Kuma comes with a GUI that provides an overview of the deployment, including the status of each data plane registered with the control plane. You can use the same interface to view health checks, traffic policies, routing and tracking from agents attached to the microservice.
Kuma service grid has built-in Ca, which is used to encrypt traffic based on MTLs. Traffic licensing can be configured based on the tags associated with the microservice. Tracking can be integrated with Zipkin, and metrics can be redirected to Prometheus.
Kuma lacks some advanced elastic functions, such as open circuit, Retry, fault injection and delay injection.
Kuma is a well-designed clean service grid implementation. Its integration with Kong gateway may drive its adoption among existing users and customers.
Linkerd 2. X is an open source service grid built by buoyant for kubernetes. It is licensed with Apache V2 and is an incubation project for cloud native Computing Foundation.
Linkerd is an ultra lightweight and easy to install service grid platform. It has three components – 1) CLI and UI, 2) control plane and 3) data plane.
Once the CLI is installed on a computer that can communicate with the kubernetes cluster, you can use a single command to install the control plane. All components of the control plane are deployed and installed in the linker D namespace as kubernetes. The web and cli tools use the controller’s API server. The target component informs the agent running the data plane of the routing information. The injector is a kubernetes admission controller, which receives webhook requests every time a pod is created. The service is used to inject a proxy as a sidecar into each pod started in the namespace. The identity component is responsible for managing the certificates that are critical to the implementation of MTLs connections between agents. Click component to receive requests from CLI and Web UI to monitor requests and responses in real time.
Linkerd comes with preconfigured Prometheus and grafana components to provide ready-made dashboards.
The data plane has a lightweight agent that can be attached to the service as an auxiliary tool. There is a kubernetes initialization container to configure iptables to define traffic and connect agents to the control plane.
Linkerd meets all the attributes of the service grid – Traffic routing / Splitting, security and observability.
Interestingly, linkerd does not use envoy as a proxy. Instead, it relies on dedicated lightweight proxies written in the rust programming language. Linkerd has no built-in entry in its stack, but it can be used with an entry controller.
After istio, linkerd is one of the popular service grid platforms. Considering the lightweight and easy-to-use service grid, it attracts the attention of developers and operators.
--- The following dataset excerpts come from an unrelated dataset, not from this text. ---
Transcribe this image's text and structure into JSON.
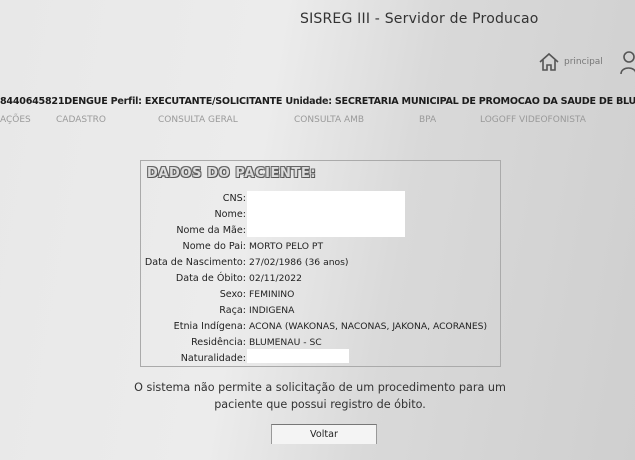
{
  "header": {
    "title": "SISREG III - Servidor de Producao",
    "home_label": "principal"
  },
  "session": {
    "user_id": "8440645821DENGUE",
    "perfil_label": "Perfil:",
    "perfil": "EXECUTANTE/SOLICITANTE",
    "unidade_label": "Unidade:",
    "unidade": "SECRETARIA MUNICIPAL DE PROMOCAO DA SAUDE DE BLUME"
  },
  "menu": [
    "AÇÕES",
    "CADASTRO",
    "CONSULTA GERAL",
    "CONSULTA AMB",
    "BPA",
    "LOGOFF VIDEOFONISTA"
  ],
  "patient": {
    "title": "DADOS DO PACIENTE:",
    "fields": [
      {
        "label": "CNS:",
        "value": ""
      },
      {
        "label": "Nome:",
        "value": ""
      },
      {
        "label": "Nome da Mãe:",
        "value": ""
      },
      {
        "label": "Nome do Pai:",
        "value": "MORTO PELO PT"
      },
      {
        "label": "Data de Nascimento:",
        "value": "27/02/1986 (36 anos)"
      },
      {
        "label": "Data de Óbito:",
        "value": "02/11/2022"
      },
      {
        "label": "Sexo:",
        "value": "FEMININO"
      },
      {
        "label": "Raça:",
        "value": "INDIGENA"
      },
      {
        "label": "Etnia Indígena:",
        "value": "ACONA (WAKONAS, NACONAS, JAKONA, ACORANES)"
      },
      {
        "label": "Residência:",
        "value": "BLUMENAU - SC"
      },
      {
        "label": "Naturalidade:",
        "value": ""
      }
    ]
  },
  "message": {
    "line1": "O sistema não permite a solicitação de um procedimento para um",
    "line2": "paciente que possui registro de óbito."
  },
  "buttons": {
    "voltar": "Voltar"
  },
  "icons": {
    "home": "home-icon",
    "user": "user-icon"
  }
}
Maesh is from containous, which founded the popular ingress traefik. Similar to Kong, Inc., containous established maesh to complement traefik. While maesh deals with east-west traffic in microservices, traefik drives north-south traffic. Like Kuma, maesh can be used with other entry controllers.
Compared with other service grid platforms, maesh adopts a different approach. It doesn’t use sidecar mode to manipulate traffic. Instead, it deploys a pod for each kubernetes node to provide well-defined service endpoints. Even with maesh deployed, microservices can continue to work. However, when they use alternative endpoints exposed by maesh, they can take advantage of service grid capabilities.
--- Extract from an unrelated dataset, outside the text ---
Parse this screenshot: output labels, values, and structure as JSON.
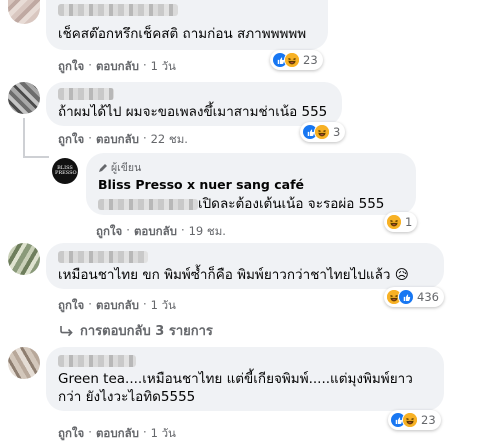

Maesh’s goal is to provide a non-invasive and non-invasive infrastructure that provides selection capabilities for developers. But it also means that the platform lacks some key functions, such as transparent TLS encryption.
Maesh supports the basic functions of service grid, including routing and observability (except security). It supports the latest specifications defined by the service mesh interface (SMI) project.
Of all the service grid technologies I have deployed in kubernetes, maesh is the simplest and fastest platform.